Le scénario n’est pas inutilement alambiqué tant
qu’il saisit cette indécision de la caméra, hésitant
à trancher entre des genres variables – drame, huis
clos social, polar mauvais genre ou western. La dernière
hypothèse bien sûr sera la bonne, la simplification
soudaine des matériaux ouvrant, en une dernière partie
franchement réussie, sur les grands espaces, codifiés
jusqu’à la corde de potence, du classicisme disons fordien.

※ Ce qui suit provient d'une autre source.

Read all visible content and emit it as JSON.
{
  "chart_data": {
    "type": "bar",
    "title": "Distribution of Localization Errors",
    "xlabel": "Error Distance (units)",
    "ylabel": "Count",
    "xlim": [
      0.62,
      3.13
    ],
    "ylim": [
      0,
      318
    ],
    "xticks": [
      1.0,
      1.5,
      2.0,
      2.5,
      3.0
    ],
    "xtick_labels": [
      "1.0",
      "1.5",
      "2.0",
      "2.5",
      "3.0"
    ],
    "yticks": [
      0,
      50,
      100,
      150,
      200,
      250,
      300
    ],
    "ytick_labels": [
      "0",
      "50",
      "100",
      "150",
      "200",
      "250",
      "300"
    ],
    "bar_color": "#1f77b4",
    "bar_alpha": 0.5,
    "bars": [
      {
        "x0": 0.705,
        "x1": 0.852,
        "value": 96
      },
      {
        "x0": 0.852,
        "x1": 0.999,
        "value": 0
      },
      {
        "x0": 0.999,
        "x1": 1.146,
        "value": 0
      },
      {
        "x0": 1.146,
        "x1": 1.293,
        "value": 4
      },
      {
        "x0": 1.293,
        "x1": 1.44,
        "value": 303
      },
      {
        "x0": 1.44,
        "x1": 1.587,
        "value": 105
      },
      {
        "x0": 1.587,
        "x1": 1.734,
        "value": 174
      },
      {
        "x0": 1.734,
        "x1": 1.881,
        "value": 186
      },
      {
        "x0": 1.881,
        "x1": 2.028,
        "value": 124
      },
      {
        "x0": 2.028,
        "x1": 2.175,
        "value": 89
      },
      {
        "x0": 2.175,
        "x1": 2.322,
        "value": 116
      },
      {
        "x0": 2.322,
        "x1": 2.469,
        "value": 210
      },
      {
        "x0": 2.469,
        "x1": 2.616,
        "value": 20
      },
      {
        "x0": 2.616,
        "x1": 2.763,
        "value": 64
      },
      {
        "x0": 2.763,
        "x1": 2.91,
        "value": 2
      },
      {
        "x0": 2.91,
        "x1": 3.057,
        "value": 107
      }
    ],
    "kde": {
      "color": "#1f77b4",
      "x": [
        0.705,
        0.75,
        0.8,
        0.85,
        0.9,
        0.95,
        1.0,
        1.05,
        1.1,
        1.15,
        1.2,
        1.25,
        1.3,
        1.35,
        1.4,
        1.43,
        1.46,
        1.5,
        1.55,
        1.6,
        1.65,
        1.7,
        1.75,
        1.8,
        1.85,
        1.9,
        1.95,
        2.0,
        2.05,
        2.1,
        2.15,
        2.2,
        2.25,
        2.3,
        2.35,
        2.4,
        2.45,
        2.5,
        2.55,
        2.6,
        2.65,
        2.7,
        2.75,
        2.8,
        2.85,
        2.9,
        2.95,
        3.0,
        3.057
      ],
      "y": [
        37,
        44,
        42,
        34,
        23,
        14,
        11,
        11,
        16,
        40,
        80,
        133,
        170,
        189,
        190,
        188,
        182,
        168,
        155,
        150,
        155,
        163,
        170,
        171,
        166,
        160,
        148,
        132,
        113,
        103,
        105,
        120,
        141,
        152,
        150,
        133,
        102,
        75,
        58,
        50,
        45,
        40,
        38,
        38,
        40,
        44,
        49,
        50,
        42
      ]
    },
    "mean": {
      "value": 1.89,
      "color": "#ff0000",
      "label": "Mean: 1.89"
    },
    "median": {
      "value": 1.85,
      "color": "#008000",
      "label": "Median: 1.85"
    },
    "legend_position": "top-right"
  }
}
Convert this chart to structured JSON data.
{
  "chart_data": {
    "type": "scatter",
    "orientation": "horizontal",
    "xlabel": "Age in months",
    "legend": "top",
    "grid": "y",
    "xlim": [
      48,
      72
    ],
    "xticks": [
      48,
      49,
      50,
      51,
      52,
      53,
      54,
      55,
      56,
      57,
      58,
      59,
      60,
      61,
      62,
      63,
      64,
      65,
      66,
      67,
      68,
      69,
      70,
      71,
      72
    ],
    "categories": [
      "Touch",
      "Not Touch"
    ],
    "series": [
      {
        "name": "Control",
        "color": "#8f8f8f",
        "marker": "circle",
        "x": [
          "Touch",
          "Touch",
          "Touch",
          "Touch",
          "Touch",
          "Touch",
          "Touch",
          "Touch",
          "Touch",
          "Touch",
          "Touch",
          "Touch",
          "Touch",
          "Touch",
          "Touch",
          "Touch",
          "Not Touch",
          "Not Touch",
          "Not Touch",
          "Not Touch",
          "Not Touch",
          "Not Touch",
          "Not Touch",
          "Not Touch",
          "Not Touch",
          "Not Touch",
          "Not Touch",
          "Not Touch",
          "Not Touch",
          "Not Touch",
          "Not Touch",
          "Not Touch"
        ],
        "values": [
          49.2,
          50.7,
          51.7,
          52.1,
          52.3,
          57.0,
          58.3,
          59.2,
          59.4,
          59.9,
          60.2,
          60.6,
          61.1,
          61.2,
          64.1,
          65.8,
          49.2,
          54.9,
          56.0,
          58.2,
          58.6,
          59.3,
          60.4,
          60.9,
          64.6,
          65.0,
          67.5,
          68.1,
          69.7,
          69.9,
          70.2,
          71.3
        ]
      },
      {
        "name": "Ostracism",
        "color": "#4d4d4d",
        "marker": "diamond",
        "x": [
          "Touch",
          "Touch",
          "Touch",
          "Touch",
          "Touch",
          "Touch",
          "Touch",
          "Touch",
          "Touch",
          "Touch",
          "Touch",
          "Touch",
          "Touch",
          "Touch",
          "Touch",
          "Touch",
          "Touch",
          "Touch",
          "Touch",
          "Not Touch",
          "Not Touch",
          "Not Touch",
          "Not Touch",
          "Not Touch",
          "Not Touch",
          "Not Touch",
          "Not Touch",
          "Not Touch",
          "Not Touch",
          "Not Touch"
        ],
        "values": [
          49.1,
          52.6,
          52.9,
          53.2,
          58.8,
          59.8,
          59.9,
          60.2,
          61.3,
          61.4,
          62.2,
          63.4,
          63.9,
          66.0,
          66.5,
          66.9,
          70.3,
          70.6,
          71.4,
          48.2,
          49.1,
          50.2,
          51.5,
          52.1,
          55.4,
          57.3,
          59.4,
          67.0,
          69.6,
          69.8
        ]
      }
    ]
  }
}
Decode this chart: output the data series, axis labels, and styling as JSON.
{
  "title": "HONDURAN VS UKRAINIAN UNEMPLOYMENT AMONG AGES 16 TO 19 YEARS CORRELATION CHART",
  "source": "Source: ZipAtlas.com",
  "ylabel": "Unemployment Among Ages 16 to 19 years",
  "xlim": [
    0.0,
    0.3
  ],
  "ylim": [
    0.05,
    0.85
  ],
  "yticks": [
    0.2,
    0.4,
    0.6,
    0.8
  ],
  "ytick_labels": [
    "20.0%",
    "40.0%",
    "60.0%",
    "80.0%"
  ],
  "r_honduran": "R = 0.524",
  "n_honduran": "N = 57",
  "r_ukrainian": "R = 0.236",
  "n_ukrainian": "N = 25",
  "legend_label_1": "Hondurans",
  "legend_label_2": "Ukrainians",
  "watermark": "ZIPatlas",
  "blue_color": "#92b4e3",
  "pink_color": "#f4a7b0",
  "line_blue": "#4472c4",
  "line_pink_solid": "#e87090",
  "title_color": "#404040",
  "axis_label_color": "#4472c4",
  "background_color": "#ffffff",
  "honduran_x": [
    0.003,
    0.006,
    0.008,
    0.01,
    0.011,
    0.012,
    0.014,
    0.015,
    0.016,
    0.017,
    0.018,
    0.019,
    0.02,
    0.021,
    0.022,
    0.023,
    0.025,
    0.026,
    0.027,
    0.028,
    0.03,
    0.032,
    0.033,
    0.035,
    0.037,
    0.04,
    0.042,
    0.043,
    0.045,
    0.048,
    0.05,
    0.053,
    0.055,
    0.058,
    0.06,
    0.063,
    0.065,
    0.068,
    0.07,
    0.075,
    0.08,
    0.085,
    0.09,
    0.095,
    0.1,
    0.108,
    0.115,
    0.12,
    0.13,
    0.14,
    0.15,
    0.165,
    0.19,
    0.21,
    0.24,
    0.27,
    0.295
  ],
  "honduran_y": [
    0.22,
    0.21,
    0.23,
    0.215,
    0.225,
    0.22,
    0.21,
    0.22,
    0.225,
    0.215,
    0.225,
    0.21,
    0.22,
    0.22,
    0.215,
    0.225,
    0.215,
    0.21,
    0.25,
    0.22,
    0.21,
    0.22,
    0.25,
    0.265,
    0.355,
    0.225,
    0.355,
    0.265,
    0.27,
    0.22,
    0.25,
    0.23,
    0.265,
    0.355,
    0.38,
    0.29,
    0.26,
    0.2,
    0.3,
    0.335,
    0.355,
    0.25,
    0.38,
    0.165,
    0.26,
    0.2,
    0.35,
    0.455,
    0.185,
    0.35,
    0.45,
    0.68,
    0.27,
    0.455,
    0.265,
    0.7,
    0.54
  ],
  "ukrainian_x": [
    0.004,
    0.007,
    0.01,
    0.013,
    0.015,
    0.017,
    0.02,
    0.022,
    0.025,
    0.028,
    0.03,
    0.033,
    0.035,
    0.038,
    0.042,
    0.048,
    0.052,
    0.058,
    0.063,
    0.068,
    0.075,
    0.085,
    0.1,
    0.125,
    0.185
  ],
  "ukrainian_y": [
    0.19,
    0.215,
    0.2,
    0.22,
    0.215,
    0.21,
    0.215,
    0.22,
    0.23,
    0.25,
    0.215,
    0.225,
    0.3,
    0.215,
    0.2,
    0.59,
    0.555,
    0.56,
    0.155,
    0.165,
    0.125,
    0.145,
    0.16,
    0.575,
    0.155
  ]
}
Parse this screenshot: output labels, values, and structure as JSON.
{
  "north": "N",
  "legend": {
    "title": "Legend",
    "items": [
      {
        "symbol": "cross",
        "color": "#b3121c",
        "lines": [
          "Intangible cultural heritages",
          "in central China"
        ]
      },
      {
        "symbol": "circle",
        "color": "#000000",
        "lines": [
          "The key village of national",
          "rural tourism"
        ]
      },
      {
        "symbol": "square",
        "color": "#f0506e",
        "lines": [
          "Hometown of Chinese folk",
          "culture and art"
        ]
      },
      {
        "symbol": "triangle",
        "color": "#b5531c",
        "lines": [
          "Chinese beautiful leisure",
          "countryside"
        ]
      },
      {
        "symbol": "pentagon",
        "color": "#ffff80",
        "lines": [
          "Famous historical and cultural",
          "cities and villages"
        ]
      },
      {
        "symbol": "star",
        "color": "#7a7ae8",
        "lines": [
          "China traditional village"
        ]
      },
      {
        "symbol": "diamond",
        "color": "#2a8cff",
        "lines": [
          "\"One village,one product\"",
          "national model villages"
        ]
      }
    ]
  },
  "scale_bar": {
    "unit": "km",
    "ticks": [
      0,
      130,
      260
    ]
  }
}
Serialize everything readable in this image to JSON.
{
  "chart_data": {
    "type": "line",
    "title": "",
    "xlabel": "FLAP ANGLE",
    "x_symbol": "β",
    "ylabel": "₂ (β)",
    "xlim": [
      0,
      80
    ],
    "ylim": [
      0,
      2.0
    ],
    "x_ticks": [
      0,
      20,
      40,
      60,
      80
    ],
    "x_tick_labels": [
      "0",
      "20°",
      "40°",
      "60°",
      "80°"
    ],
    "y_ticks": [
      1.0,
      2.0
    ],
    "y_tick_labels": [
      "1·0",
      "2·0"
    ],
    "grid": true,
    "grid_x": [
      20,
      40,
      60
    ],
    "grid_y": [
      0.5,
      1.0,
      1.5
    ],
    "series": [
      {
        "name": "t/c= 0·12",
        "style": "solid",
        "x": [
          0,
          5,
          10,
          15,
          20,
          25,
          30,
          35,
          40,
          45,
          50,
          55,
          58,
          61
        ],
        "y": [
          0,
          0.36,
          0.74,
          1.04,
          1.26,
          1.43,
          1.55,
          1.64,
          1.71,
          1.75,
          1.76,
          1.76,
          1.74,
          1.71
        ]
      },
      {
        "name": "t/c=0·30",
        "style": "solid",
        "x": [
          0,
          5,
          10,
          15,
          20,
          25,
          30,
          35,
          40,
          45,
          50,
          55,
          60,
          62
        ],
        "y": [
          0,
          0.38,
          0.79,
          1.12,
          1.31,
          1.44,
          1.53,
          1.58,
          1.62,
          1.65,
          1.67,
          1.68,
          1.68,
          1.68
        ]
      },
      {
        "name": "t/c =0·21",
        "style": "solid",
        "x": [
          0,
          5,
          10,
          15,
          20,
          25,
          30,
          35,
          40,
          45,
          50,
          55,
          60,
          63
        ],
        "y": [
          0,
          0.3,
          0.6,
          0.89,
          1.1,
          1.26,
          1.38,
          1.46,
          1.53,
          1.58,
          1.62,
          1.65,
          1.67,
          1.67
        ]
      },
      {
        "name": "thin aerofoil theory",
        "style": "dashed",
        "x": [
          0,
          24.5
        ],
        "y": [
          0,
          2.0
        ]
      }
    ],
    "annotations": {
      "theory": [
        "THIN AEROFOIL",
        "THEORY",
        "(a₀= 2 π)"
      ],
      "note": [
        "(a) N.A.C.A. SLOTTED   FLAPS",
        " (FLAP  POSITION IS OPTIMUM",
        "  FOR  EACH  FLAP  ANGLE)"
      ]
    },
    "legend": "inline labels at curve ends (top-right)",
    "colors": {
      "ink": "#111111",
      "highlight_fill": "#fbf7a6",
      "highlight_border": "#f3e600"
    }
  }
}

Trois enterrements donc mais un seul cadavre, le corps
de Melquiades Estrada, véritable héros du film, objet
de culte, d’adoration et d’entretien. Tué
accidentellement (si l’on veut) mais enterré vite
fait mal fait par des autorités locales peu
scrupuleuses, soucieuses en revanche de préserver une
certaine paix sociale (« les ennuis, j’aime pas
ça ») et leur homme assassin. Dans le monde
inversé, rétablir l’ordre bafoué est un geste
sauvage : voici donc le désordre en personne (Tommy
Lee Jones) nimbé de son code de l’honneur, chargé
(promesse morale) d’enterrer son ami mexicain en ses
terres, de l’autre côté de la frontière, dans le
hameau déserté de Jimenez. Voyage au long cours, à
dos de cheval, d’un mort traité comme un vivant,
assis la nuit au coin du feu, coiffé, choyé, faisant
l’objet de soins divers pour tenir le coup.
Cette irruption de la mort à l’écran, cadavre de
face droit dans ses yeux vitreux, tranche singulièrement,
il faut le dire, avec le b.a.ba hollywoodien habituel
sachant, des corps en cours de décomposition, ne rien
montrer qui puisse choquer, croyant ainsi préserver le
minimum syndical de rêve sur lequel l’industrie (car
c’est bien de cela qu’il s’agit) a bâti sa légende.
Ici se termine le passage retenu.